Ask HN: Why did AlphaProof fail at IMO combinatorial problems?
AlphaProof uses a pre-trained language model + MCTS (Monte Carlo tree search) to generate Lean proofs to solve the IMO (International Mathematical Olympiad) algebraic problems (I think).
Why doesn't this work for IMO combinatoric problems?
DeepMind AI solved 100% of the IMO algebra problems using AlphaProof, and geometry problems using AlphaGeometry 2, but none (?) of the combinatorial problems.
I don’t see much commentary on why the failure on combinatorial problems. Why is that?
To try answering myself:
It's because algebraic type problems are typically of the form "Prove algebraic equation E", where E is relatively easy to translate into Lean language.
Whereas combinatoric problem types are of the form "Prove some open-ended expression P" that even if translated into Lean, it's not clear where to start to connect it to axioms or the eventual problem solution.
If that’s an okay way to describe it, then AlphaProof’s language model, likely trained only on Lean statements (?), would have a tough time generating plausible next steps to combinatorial problems for MCTS to explore?
That doesn’t mean the LM + MCTS architecture is bad though.

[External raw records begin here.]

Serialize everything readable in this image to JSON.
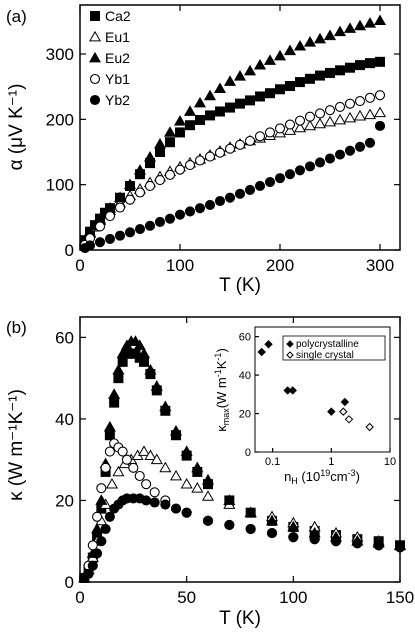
{
  "chart_data": [
    {
      "panel_label": "(a)",
      "type": "scatter",
      "xlabel": "T (K)",
      "ylabel": "α (μV K⁻¹)",
      "xlim": [
        0,
        320
      ],
      "ylim": [
        0,
        375
      ],
      "xticks": [
        0,
        100,
        200,
        300
      ],
      "yticks": [
        0,
        100,
        200,
        300
      ],
      "legend_position": "top-left",
      "series": [
        {
          "name": "Ca2",
          "marker": "square-filled",
          "x": [
            5,
            10,
            15,
            20,
            25,
            30,
            40,
            50,
            60,
            70,
            80,
            90,
            100,
            110,
            120,
            130,
            140,
            150,
            160,
            170,
            180,
            190,
            200,
            210,
            220,
            230,
            240,
            250,
            260,
            270,
            280,
            290,
            300
          ],
          "y": [
            15,
            28,
            38,
            48,
            57,
            64,
            80,
            98,
            116,
            133,
            150,
            165,
            180,
            191,
            199,
            206,
            212,
            218,
            224,
            229,
            235,
            240,
            246,
            251,
            257,
            262,
            267,
            271,
            275,
            279,
            283,
            286,
            288
          ]
        },
        {
          "name": "Eu1",
          "marker": "triangle-open",
          "x": [
            5,
            10,
            15,
            20,
            30,
            40,
            50,
            60,
            70,
            80,
            90,
            100,
            110,
            120,
            130,
            140,
            150,
            160,
            170,
            180,
            190,
            200,
            210,
            220,
            230,
            240,
            250,
            260,
            270,
            280,
            290,
            300
          ],
          "y": [
            12,
            25,
            35,
            45,
            60,
            72,
            83,
            93,
            103,
            112,
            120,
            127,
            133,
            139,
            145,
            151,
            157,
            162,
            167,
            171,
            175,
            179,
            183,
            187,
            190,
            193,
            196,
            199,
            202,
            205,
            207,
            210
          ]
        },
        {
          "name": "Eu2",
          "marker": "triangle-filled",
          "x": [
            5,
            10,
            15,
            20,
            25,
            30,
            40,
            50,
            60,
            70,
            80,
            90,
            100,
            110,
            120,
            130,
            140,
            150,
            160,
            170,
            180,
            190,
            200,
            210,
            220,
            230,
            240,
            250,
            260,
            270,
            280,
            290,
            300
          ],
          "y": [
            15,
            27,
            37,
            47,
            55,
            64,
            80,
            100,
            122,
            142,
            162,
            180,
            197,
            212,
            225,
            236,
            247,
            258,
            266,
            274,
            283,
            290,
            297,
            305,
            312,
            318,
            323,
            328,
            334,
            339,
            343,
            347,
            351
          ]
        },
        {
          "name": "Yb1",
          "marker": "circle-open",
          "x": [
            5,
            10,
            20,
            30,
            40,
            50,
            60,
            70,
            80,
            90,
            100,
            110,
            120,
            130,
            140,
            150,
            160,
            170,
            180,
            190,
            200,
            210,
            220,
            230,
            240,
            250,
            260,
            270,
            280,
            290,
            300
          ],
          "y": [
            8,
            18,
            36,
            52,
            65,
            77,
            88,
            98,
            107,
            115,
            123,
            130,
            137,
            143,
            149,
            155,
            161,
            167,
            174,
            180,
            186,
            192,
            198,
            204,
            209,
            214,
            219,
            224,
            228,
            233,
            237
          ]
        },
        {
          "name": "Yb2",
          "marker": "circle-filled",
          "x": [
            5,
            10,
            20,
            30,
            40,
            50,
            60,
            70,
            80,
            90,
            100,
            110,
            120,
            130,
            140,
            150,
            160,
            170,
            180,
            190,
            200,
            210,
            220,
            230,
            240,
            250,
            260,
            270,
            280,
            290,
            300
          ],
          "y": [
            3,
            7,
            12,
            17,
            22,
            27,
            32,
            37,
            43,
            48,
            54,
            59,
            64,
            69,
            75,
            80,
            86,
            92,
            98,
            104,
            110,
            116,
            122,
            128,
            134,
            140,
            146,
            152,
            158,
            164,
            190
          ]
        }
      ]
    },
    {
      "panel_label": "(b)",
      "type": "scatter",
      "xlabel": "T (K)",
      "ylabel": "κ (W m⁻¹K⁻¹)",
      "xlim": [
        0,
        150
      ],
      "ylim": [
        0,
        65
      ],
      "xticks": [
        0,
        50,
        100,
        150
      ],
      "yticks": [
        0,
        20,
        40,
        60
      ],
      "series": [
        {
          "name": "Ca2",
          "marker": "square-filled",
          "x": [
            2,
            4,
            6,
            8,
            10,
            12,
            14,
            16,
            18,
            20,
            22,
            24,
            26,
            28,
            30,
            33,
            36,
            40,
            45,
            50,
            55,
            60,
            70,
            80,
            90,
            100,
            110,
            120,
            130,
            140,
            150
          ],
          "y": [
            1,
            3,
            6,
            11,
            18,
            27,
            36,
            44,
            50,
            54,
            56,
            56,
            56,
            55,
            54,
            51,
            47,
            42,
            36,
            31,
            27,
            24,
            20,
            17,
            15,
            13.5,
            12.5,
            11.5,
            10.5,
            10,
            9
          ]
        },
        {
          "name": "Eu1",
          "marker": "triangle-open",
          "x": [
            2,
            4,
            6,
            8,
            10,
            12,
            15,
            18,
            21,
            24,
            27,
            30,
            33,
            36,
            40,
            45,
            50,
            55,
            60,
            70,
            80,
            90,
            100,
            110,
            120,
            130,
            140,
            150
          ],
          "y": [
            1,
            3,
            6,
            10,
            15,
            19,
            24,
            27,
            29,
            30,
            31,
            32,
            31,
            30,
            28,
            26,
            24,
            23,
            21,
            19,
            17,
            16,
            14.5,
            13.5,
            12,
            11,
            10,
            9
          ]
        },
        {
          "name": "Eu2",
          "marker": "triangle-filled",
          "x": [
            2,
            4,
            6,
            8,
            10,
            12,
            14,
            16,
            18,
            20,
            22,
            24,
            26,
            28,
            30,
            33,
            36,
            40,
            45,
            50,
            55,
            60,
            70,
            80,
            90,
            100,
            110,
            120,
            130,
            140,
            150
          ],
          "y": [
            1,
            3,
            7,
            13,
            20,
            29,
            38,
            46,
            52,
            56,
            58,
            59,
            59,
            58,
            56,
            52,
            48,
            43,
            37,
            32,
            28,
            25,
            20,
            17,
            15,
            13.5,
            12,
            11,
            10,
            9.5,
            9
          ]
        },
        {
          "name": "Yb1",
          "marker": "circle-open",
          "x": [
            2,
            4,
            6,
            8,
            10,
            12,
            14,
            16,
            18,
            20,
            22,
            25,
            28,
            31,
            35,
            40,
            45,
            50,
            60,
            70,
            80,
            90,
            100,
            110,
            120,
            130,
            140,
            150
          ],
          "y": [
            1,
            4,
            9,
            16,
            23,
            28,
            32,
            34,
            33,
            32,
            30,
            28,
            26,
            24,
            22,
            20,
            18,
            17,
            15,
            14,
            13,
            12,
            11,
            10.5,
            10,
            9.5,
            9,
            8.5
          ]
        },
        {
          "name": "Yb2",
          "marker": "circle-filled",
          "x": [
            2,
            4,
            6,
            8,
            10,
            12,
            14,
            16,
            18,
            20,
            22,
            25,
            28,
            31,
            35,
            40,
            45,
            50,
            60,
            70,
            80,
            90,
            100,
            110,
            120,
            130,
            140,
            150
          ],
          "y": [
            1,
            2,
            4,
            7,
            10,
            13,
            16,
            18,
            19,
            20,
            20.5,
            20.5,
            20.5,
            20,
            19.5,
            19,
            18,
            17,
            15,
            14,
            13,
            12,
            11,
            10.5,
            10,
            9.5,
            9,
            8.5
          ]
        }
      ],
      "inset": {
        "type": "scatter",
        "xscale": "log",
        "xlabel": "n_H (10^19 cm^-3)",
        "ylabel": "κ_max (W m^-1 K^-1)",
        "xlim": [
          0.05,
          10
        ],
        "ylim": [
          0,
          65
        ],
        "xticks": [
          0.1,
          1,
          10
        ],
        "xtick_labels": [
          "0.1",
          "1",
          "10"
        ],
        "yticks": [
          0,
          20,
          40,
          60
        ],
        "legend": [
          "polycrystalline",
          "single crystal"
        ],
        "polycrystalline": {
          "x": [
            0.065,
            0.085,
            0.18,
            0.22,
            1.0,
            1.7
          ],
          "y": [
            52,
            56,
            32,
            32,
            21,
            26
          ]
        },
        "single_crystal": {
          "x": [
            1.6,
            2.0,
            4.5
          ],
          "y": [
            21,
            17,
            13
          ]
        }
      }
    }
  ]
}
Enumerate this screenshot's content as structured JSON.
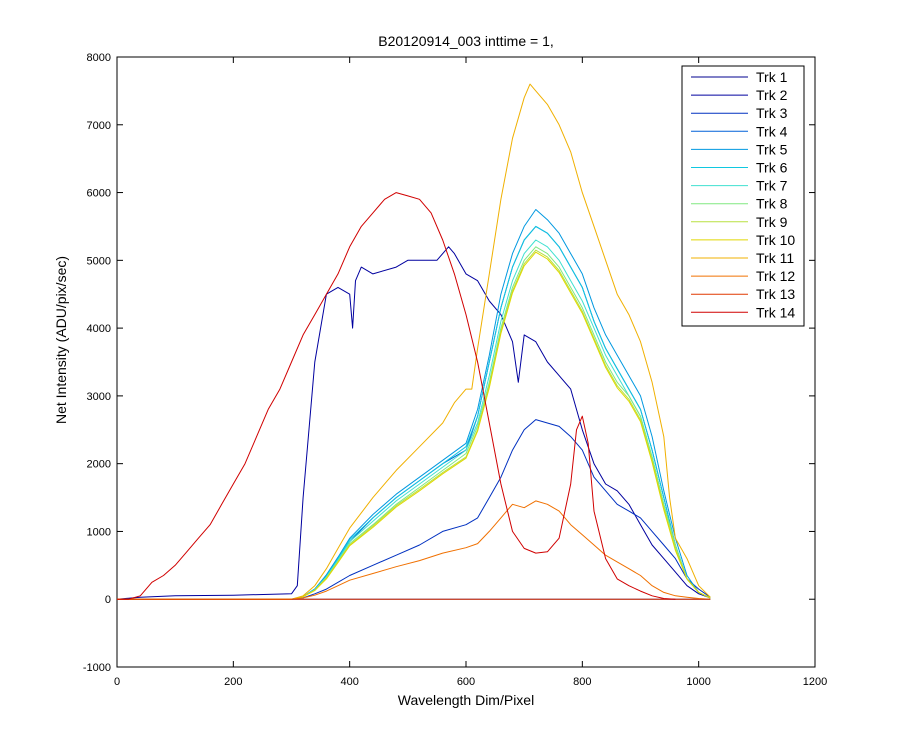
{
  "chart_data": {
    "type": "line",
    "title": "B20120914_003 inttime = 1,",
    "xlabel": "Wavelength Dim/Pixel",
    "ylabel": "Net Intensity (ADU/pix/sec)",
    "xlim": [
      0,
      1200
    ],
    "ylim": [
      -1000,
      8000
    ],
    "xticks": [
      "0",
      "200",
      "400",
      "600",
      "800",
      "1000",
      "1200"
    ],
    "yticks": [
      "-1000",
      "0",
      "1000",
      "2000",
      "3000",
      "4000",
      "5000",
      "6000",
      "7000",
      "8000"
    ],
    "grid": false,
    "legend": "top-right",
    "series": [
      {
        "name": "Trk 1",
        "color": "#00008f",
        "x": [
          0,
          100,
          200,
          300,
          400,
          500,
          600,
          700,
          800,
          900,
          1000,
          1020
        ],
        "y": [
          0,
          0,
          0,
          0,
          0,
          0,
          0,
          0,
          0,
          0,
          0,
          0
        ]
      },
      {
        "name": "Trk 2",
        "color": "#00009f",
        "x": [
          0,
          40,
          100,
          200,
          300,
          310,
          320,
          340,
          360,
          380,
          400,
          405,
          410,
          420,
          440,
          480,
          500,
          520,
          550,
          570,
          580,
          600,
          620,
          640,
          660,
          680,
          690,
          700,
          720,
          740,
          760,
          780,
          800,
          820,
          840,
          860,
          880,
          900,
          920,
          940,
          960,
          980,
          1000,
          1020
        ],
        "y": [
          0,
          30,
          50,
          60,
          80,
          200,
          1500,
          3500,
          4500,
          4600,
          4500,
          4000,
          4700,
          4900,
          4800,
          4900,
          5000,
          5000,
          5000,
          5200,
          5100,
          4800,
          4700,
          4400,
          4200,
          3800,
          3200,
          3900,
          3800,
          3500,
          3300,
          3100,
          2500,
          2000,
          1700,
          1600,
          1400,
          1100,
          800,
          600,
          400,
          200,
          80,
          20
        ]
      },
      {
        "name": "Trk 3",
        "color": "#0030c0",
        "x": [
          0,
          300,
          320,
          340,
          360,
          380,
          400,
          440,
          480,
          520,
          560,
          600,
          620,
          640,
          660,
          680,
          700,
          720,
          740,
          760,
          780,
          800,
          820,
          840,
          860,
          880,
          900,
          920,
          940,
          960,
          980,
          1000,
          1020
        ],
        "y": [
          0,
          0,
          20,
          80,
          150,
          250,
          350,
          500,
          650,
          800,
          1000,
          1100,
          1200,
          1500,
          1800,
          2200,
          2500,
          2650,
          2600,
          2550,
          2400,
          2200,
          1800,
          1600,
          1400,
          1300,
          1200,
          1000,
          800,
          600,
          300,
          150,
          30
        ]
      },
      {
        "name": "Trk 4",
        "color": "#0060d8",
        "x": [
          0,
          300,
          320,
          340,
          360,
          380,
          400,
          440,
          480,
          520,
          560,
          600,
          620,
          640,
          660,
          680,
          700,
          720,
          740,
          760,
          780,
          800,
          820,
          840,
          860,
          880,
          900,
          920,
          940,
          960,
          980,
          1000,
          1020
        ],
        "y": [
          0,
          0,
          40,
          150,
          350,
          600,
          850,
          1200,
          1500,
          1750,
          2000,
          2200,
          2700,
          3500,
          4300,
          4900,
          5300,
          5500,
          5400,
          5200,
          4900,
          4600,
          4100,
          3700,
          3400,
          3100,
          2800,
          2200,
          1500,
          800,
          300,
          100,
          20
        ]
      },
      {
        "name": "Trk 5",
        "color": "#0098e0",
        "x": [
          0,
          300,
          320,
          340,
          360,
          380,
          400,
          440,
          480,
          520,
          560,
          600,
          620,
          640,
          660,
          680,
          700,
          720,
          740,
          760,
          780,
          800,
          820,
          840,
          860,
          880,
          900,
          920,
          940,
          960,
          980,
          1000,
          1020
        ],
        "y": [
          0,
          0,
          40,
          150,
          360,
          620,
          900,
          1250,
          1550,
          1800,
          2050,
          2300,
          2800,
          3600,
          4500,
          5100,
          5500,
          5750,
          5600,
          5400,
          5100,
          4800,
          4300,
          3900,
          3600,
          3300,
          3000,
          2400,
          1600,
          900,
          350,
          100,
          20
        ]
      },
      {
        "name": "Trk 6",
        "color": "#10c8e0",
        "x": [
          0,
          300,
          320,
          340,
          360,
          380,
          400,
          440,
          480,
          520,
          560,
          600,
          620,
          640,
          660,
          680,
          700,
          720,
          740,
          760,
          780,
          800,
          820,
          840,
          860,
          880,
          900,
          920,
          940,
          960,
          980,
          1000,
          1020
        ],
        "y": [
          0,
          0,
          40,
          140,
          340,
          600,
          880,
          1200,
          1500,
          1750,
          2000,
          2250,
          2700,
          3500,
          4300,
          4900,
          5300,
          5500,
          5400,
          5200,
          4900,
          4600,
          4100,
          3700,
          3400,
          3100,
          2800,
          2200,
          1500,
          800,
          300,
          100,
          20
        ]
      },
      {
        "name": "Trk 7",
        "color": "#40e0d0",
        "x": [
          0,
          300,
          320,
          340,
          360,
          380,
          400,
          440,
          480,
          520,
          560,
          600,
          620,
          640,
          660,
          680,
          700,
          720,
          740,
          760,
          780,
          800,
          820,
          840,
          860,
          880,
          900,
          920,
          940,
          960,
          980,
          1000,
          1020
        ],
        "y": [
          0,
          0,
          40,
          140,
          330,
          580,
          850,
          1150,
          1450,
          1700,
          1950,
          2200,
          2600,
          3300,
          4100,
          4700,
          5100,
          5300,
          5200,
          5000,
          4700,
          4400,
          4000,
          3600,
          3300,
          3000,
          2700,
          2100,
          1400,
          800,
          300,
          100,
          20
        ]
      },
      {
        "name": "Trk 8",
        "color": "#80e880",
        "x": [
          0,
          300,
          320,
          340,
          360,
          380,
          400,
          440,
          480,
          520,
          560,
          600,
          620,
          640,
          660,
          680,
          700,
          720,
          740,
          760,
          780,
          800,
          820,
          840,
          860,
          880,
          900,
          920,
          940,
          960,
          980,
          1000,
          1020
        ],
        "y": [
          0,
          0,
          40,
          130,
          320,
          560,
          820,
          1100,
          1400,
          1650,
          1900,
          2150,
          2550,
          3200,
          4000,
          4600,
          5000,
          5200,
          5100,
          4900,
          4600,
          4300,
          3900,
          3500,
          3200,
          3000,
          2700,
          2100,
          1400,
          800,
          300,
          100,
          20
        ]
      },
      {
        "name": "Trk 9",
        "color": "#b8e040",
        "x": [
          0,
          300,
          320,
          340,
          360,
          380,
          400,
          440,
          480,
          520,
          560,
          600,
          620,
          640,
          660,
          680,
          700,
          720,
          740,
          760,
          780,
          800,
          820,
          840,
          860,
          880,
          900,
          920,
          940,
          960,
          980,
          1000,
          1020
        ],
        "y": [
          0,
          0,
          40,
          130,
          310,
          550,
          800,
          1080,
          1380,
          1620,
          1870,
          2100,
          2500,
          3150,
          3950,
          4550,
          4950,
          5150,
          5050,
          4850,
          4550,
          4250,
          3850,
          3450,
          3150,
          2950,
          2650,
          2050,
          1350,
          750,
          300,
          100,
          20
        ]
      },
      {
        "name": "Trk 10",
        "color": "#e0d800",
        "x": [
          0,
          300,
          320,
          340,
          360,
          380,
          400,
          440,
          480,
          520,
          560,
          600,
          620,
          640,
          660,
          680,
          700,
          720,
          740,
          760,
          780,
          800,
          820,
          840,
          860,
          880,
          900,
          920,
          940,
          960,
          980,
          1000,
          1020
        ],
        "y": [
          0,
          0,
          40,
          130,
          300,
          540,
          790,
          1060,
          1360,
          1600,
          1850,
          2080,
          2480,
          3120,
          3920,
          4520,
          4920,
          5120,
          5020,
          4820,
          4520,
          4220,
          3820,
          3420,
          3120,
          2920,
          2620,
          2020,
          1320,
          720,
          300,
          100,
          20
        ]
      },
      {
        "name": "Trk 11",
        "color": "#f0b000",
        "x": [
          0,
          300,
          320,
          340,
          360,
          380,
          400,
          440,
          480,
          520,
          560,
          580,
          600,
          610,
          620,
          640,
          660,
          680,
          700,
          710,
          720,
          740,
          760,
          780,
          800,
          820,
          840,
          860,
          880,
          900,
          920,
          940,
          950,
          960,
          980,
          1000,
          1020
        ],
        "y": [
          0,
          0,
          50,
          200,
          450,
          750,
          1050,
          1500,
          1900,
          2250,
          2600,
          2900,
          3100,
          3100,
          3700,
          4800,
          5900,
          6800,
          7400,
          7600,
          7500,
          7300,
          7000,
          6600,
          6000,
          5500,
          5000,
          4500,
          4200,
          3800,
          3200,
          2400,
          1500,
          900,
          600,
          200,
          30
        ]
      },
      {
        "name": "Trk 12",
        "color": "#f07000",
        "x": [
          0,
          300,
          320,
          340,
          360,
          380,
          400,
          440,
          480,
          520,
          560,
          600,
          620,
          640,
          660,
          680,
          700,
          720,
          740,
          760,
          780,
          800,
          820,
          840,
          860,
          880,
          900,
          920,
          940,
          960,
          980,
          1000,
          1020
        ],
        "y": [
          0,
          0,
          20,
          60,
          120,
          200,
          280,
          380,
          480,
          570,
          680,
          760,
          820,
          1000,
          1200,
          1400,
          1350,
          1450,
          1400,
          1300,
          1100,
          950,
          800,
          650,
          550,
          450,
          350,
          200,
          100,
          50,
          30,
          10,
          0
        ]
      },
      {
        "name": "Trk 13",
        "color": "#e03800",
        "x": [
          0,
          100,
          200,
          300,
          400,
          500,
          600,
          700,
          800,
          900,
          1000,
          1020
        ],
        "y": [
          0,
          0,
          0,
          0,
          0,
          0,
          0,
          0,
          0,
          0,
          0,
          0
        ]
      },
      {
        "name": "Trk 14",
        "color": "#d00000",
        "x": [
          0,
          20,
          40,
          50,
          60,
          80,
          100,
          120,
          140,
          160,
          180,
          200,
          220,
          240,
          260,
          280,
          300,
          320,
          340,
          360,
          380,
          400,
          420,
          440,
          460,
          480,
          500,
          520,
          540,
          560,
          580,
          600,
          620,
          640,
          660,
          680,
          700,
          720,
          740,
          760,
          780,
          790,
          800,
          810,
          820,
          840,
          860,
          880,
          900,
          920,
          940,
          960
        ],
        "y": [
          0,
          0,
          50,
          150,
          250,
          350,
          500,
          700,
          900,
          1100,
          1400,
          1700,
          2000,
          2400,
          2800,
          3100,
          3500,
          3900,
          4200,
          4500,
          4800,
          5200,
          5500,
          5700,
          5900,
          6000,
          5950,
          5900,
          5700,
          5300,
          4800,
          4200,
          3500,
          2600,
          1700,
          1000,
          750,
          680,
          700,
          900,
          1700,
          2500,
          2700,
          2300,
          1300,
          600,
          300,
          200,
          120,
          50,
          10,
          0
        ]
      }
    ]
  }
}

It means the language model needs to be better at generating plausible next steps (sequence of tokens) with maybe a less axiomatic approach to evaluating the fitness of that step (less Lean reliance?).
Yes you can get a 7/7 score for a combinatorics problem in IMO with a good amount of handwaving e.g. instead of formally describing a configuration of monsters in P5 of IMO 2024 you can get away with a few sentences that describes what you're doing. There's actually a decent amount of compression being done by using informal language, so I expect formal proofs of combinatorics problems to be significantly longer than formal proofs of algebra/number theory/geometry problems.
I should say that handwaving is also ok in other topics, but formalizing handwaving in other topics is easier.